In order to verify the feasibility of the improved A* algorithm, we add dijkstra algorithm, A* algorithm for comparison and evaluate the optimization effect from three aspects: Number Of Nodes Traversed (NONT), Path Cost (PC), and Path Length (PL). Figures 4, 5 and 6 compare the effect of path planning, and Table 1 is the parameters comparison.

Figure 4
figure 4

Dijkstra algorithm.

Figure 5
figure 5

A* algorithm.

Figure 6
figure 6

Improved A* algorithm.

Table 1 Parameter comparision.

In Figs. 4, 5 and 6, the red area is the node area to be traversed by the algorithm, and the blue is the boundary of the traversed area, and the cyan is the path, and the purple is the area with a slope greater than 30.

The results presented in Table 1 shows that the improved A* algorithm can effectively reduce the calculation time and road cost. Compared to the traditional A* algorithm, although the improved A* algorithm increased the path length by 30.2%, it reduced the number of nodes traversed and path cost by 86.8% and 30.3% respectively. Compared to the dijkstra algorithm, it reduced the number of nodes traversed and path cost by 91.8% and 30.3% respectively.

Discussion and conclusion

In order to solve the problem that the A* algorithm ignores the road cost in path planning, this paper proposes a path planning method based on improved A* algorithm. Firstly, the heuristic function of the A* algorithm is weighted to improve the calculation efficiency. Secondly, in order to increase the practicality, the impact factors (road conditions) is introduced to the evaluation function. The feasibility of the improved A* algorithm is verified by comparing with dijkstra algorithm and traditional A* algorithms. Experimental results show that the improved A* algorithm can effectively reduce the calculation time and road cost.

Compared to the traditional A* algorithm and dijkstra algorithm, the improved A* algorithm achieves remarkable results, and it is more suitable for the path planning of Scenic spots. It can be seen that dijkstra algorithm and traditional A* algorithm both traverse a lot of nodes and ignore the road cost on finding the optimal path. Besides, as can be clearly seen from the Table 1, the number of traversed nodes decreases from 4631 to 381 nodes, on the other hand, the path cost decreases from 115 to 94. The improved A* algorithm is slightly stronger in real time and practicality.

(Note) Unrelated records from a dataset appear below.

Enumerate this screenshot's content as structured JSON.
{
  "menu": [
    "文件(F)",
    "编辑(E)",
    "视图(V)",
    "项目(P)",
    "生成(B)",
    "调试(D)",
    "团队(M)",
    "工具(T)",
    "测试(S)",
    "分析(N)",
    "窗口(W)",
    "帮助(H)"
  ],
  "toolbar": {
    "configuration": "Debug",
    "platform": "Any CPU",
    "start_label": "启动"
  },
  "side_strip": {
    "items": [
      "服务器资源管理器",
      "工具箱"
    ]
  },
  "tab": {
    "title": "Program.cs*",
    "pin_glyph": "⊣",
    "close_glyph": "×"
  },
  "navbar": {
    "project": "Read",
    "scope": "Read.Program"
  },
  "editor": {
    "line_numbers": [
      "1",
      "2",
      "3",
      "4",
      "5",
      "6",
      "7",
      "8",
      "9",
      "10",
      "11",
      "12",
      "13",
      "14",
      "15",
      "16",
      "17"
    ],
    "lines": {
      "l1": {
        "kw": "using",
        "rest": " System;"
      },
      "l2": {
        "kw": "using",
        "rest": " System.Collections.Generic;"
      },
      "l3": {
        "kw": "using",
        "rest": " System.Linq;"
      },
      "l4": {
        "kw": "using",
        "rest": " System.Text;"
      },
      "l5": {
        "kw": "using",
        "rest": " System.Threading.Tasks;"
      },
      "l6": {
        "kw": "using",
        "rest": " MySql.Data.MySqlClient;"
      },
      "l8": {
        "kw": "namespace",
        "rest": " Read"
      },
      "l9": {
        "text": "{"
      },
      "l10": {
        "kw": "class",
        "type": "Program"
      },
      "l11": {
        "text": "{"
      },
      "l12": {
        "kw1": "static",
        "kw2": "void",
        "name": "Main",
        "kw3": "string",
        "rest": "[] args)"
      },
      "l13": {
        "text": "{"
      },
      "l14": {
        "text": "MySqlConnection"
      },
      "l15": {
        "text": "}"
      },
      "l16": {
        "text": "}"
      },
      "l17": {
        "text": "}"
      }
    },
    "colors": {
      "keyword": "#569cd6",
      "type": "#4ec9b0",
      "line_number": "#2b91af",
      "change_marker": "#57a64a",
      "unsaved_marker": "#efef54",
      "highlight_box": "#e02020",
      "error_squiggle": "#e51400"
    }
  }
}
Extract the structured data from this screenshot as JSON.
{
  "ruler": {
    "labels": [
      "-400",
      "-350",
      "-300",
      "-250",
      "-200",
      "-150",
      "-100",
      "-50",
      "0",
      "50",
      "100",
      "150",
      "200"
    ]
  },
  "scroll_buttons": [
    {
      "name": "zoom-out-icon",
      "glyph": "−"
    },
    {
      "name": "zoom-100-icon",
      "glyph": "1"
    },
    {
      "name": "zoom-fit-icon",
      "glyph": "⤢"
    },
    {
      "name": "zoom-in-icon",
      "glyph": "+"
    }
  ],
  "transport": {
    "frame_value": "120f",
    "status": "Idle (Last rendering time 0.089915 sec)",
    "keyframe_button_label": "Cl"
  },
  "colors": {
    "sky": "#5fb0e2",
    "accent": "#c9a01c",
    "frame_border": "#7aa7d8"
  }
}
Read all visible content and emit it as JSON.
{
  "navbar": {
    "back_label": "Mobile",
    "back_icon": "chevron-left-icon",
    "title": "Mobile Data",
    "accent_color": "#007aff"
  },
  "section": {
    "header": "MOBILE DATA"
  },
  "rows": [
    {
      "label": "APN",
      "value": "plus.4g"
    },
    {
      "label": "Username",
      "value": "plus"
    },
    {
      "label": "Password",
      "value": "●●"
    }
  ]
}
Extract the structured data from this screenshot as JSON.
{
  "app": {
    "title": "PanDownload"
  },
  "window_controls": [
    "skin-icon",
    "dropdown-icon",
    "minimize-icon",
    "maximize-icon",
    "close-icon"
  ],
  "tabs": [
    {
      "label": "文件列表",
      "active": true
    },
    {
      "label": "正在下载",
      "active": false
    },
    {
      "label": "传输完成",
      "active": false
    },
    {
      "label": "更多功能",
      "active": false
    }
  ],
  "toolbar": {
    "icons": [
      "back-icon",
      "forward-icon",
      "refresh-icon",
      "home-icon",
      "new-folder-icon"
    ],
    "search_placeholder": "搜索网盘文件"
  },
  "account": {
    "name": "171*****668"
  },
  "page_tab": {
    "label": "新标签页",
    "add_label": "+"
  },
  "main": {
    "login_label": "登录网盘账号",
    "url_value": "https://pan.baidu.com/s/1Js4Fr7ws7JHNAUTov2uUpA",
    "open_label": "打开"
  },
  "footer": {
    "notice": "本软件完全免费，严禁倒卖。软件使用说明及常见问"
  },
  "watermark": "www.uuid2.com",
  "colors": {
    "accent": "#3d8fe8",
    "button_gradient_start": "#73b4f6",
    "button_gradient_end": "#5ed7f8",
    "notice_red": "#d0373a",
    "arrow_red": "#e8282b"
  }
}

In the simulation experiments, we assume that the environment is completely known, that is, obstacles, road conditions, start point and end point are custom-designed, so the simulation environment can't represent all the scenic environment. Accordingly, path planning research in unknown environments may be the next step of our research.

Moreover, impact factors, such as road conditions and the popularity of scenic spots, have not been statistically examined at present due to the difficulty in measuring and establishing the simulation environment of scenic spots. Terrain undulation is set to 30°, 45°, 60° and the popularity of scenic spots is set to 1, 1.5, 2 in this paper. However, there are a great many factors influencing path planning, and we only selectively discussed some common factors due to the restriction of data. Other factors, such as path's congestion, tourism emergency, move speed of tourists, are not included. This will be a focus of future research, and it should take different mode of dividing according to different scenic spots.

Compared to the dijkstra algorithm and traditional A* algorithm, although the improved A* algorithm reduced the number of nodes traversed and path cost effectively, the path length increased from 119 to 155. Therefore, it is suggested that the future work should be focused on reducing the path length of improved A* algorithm.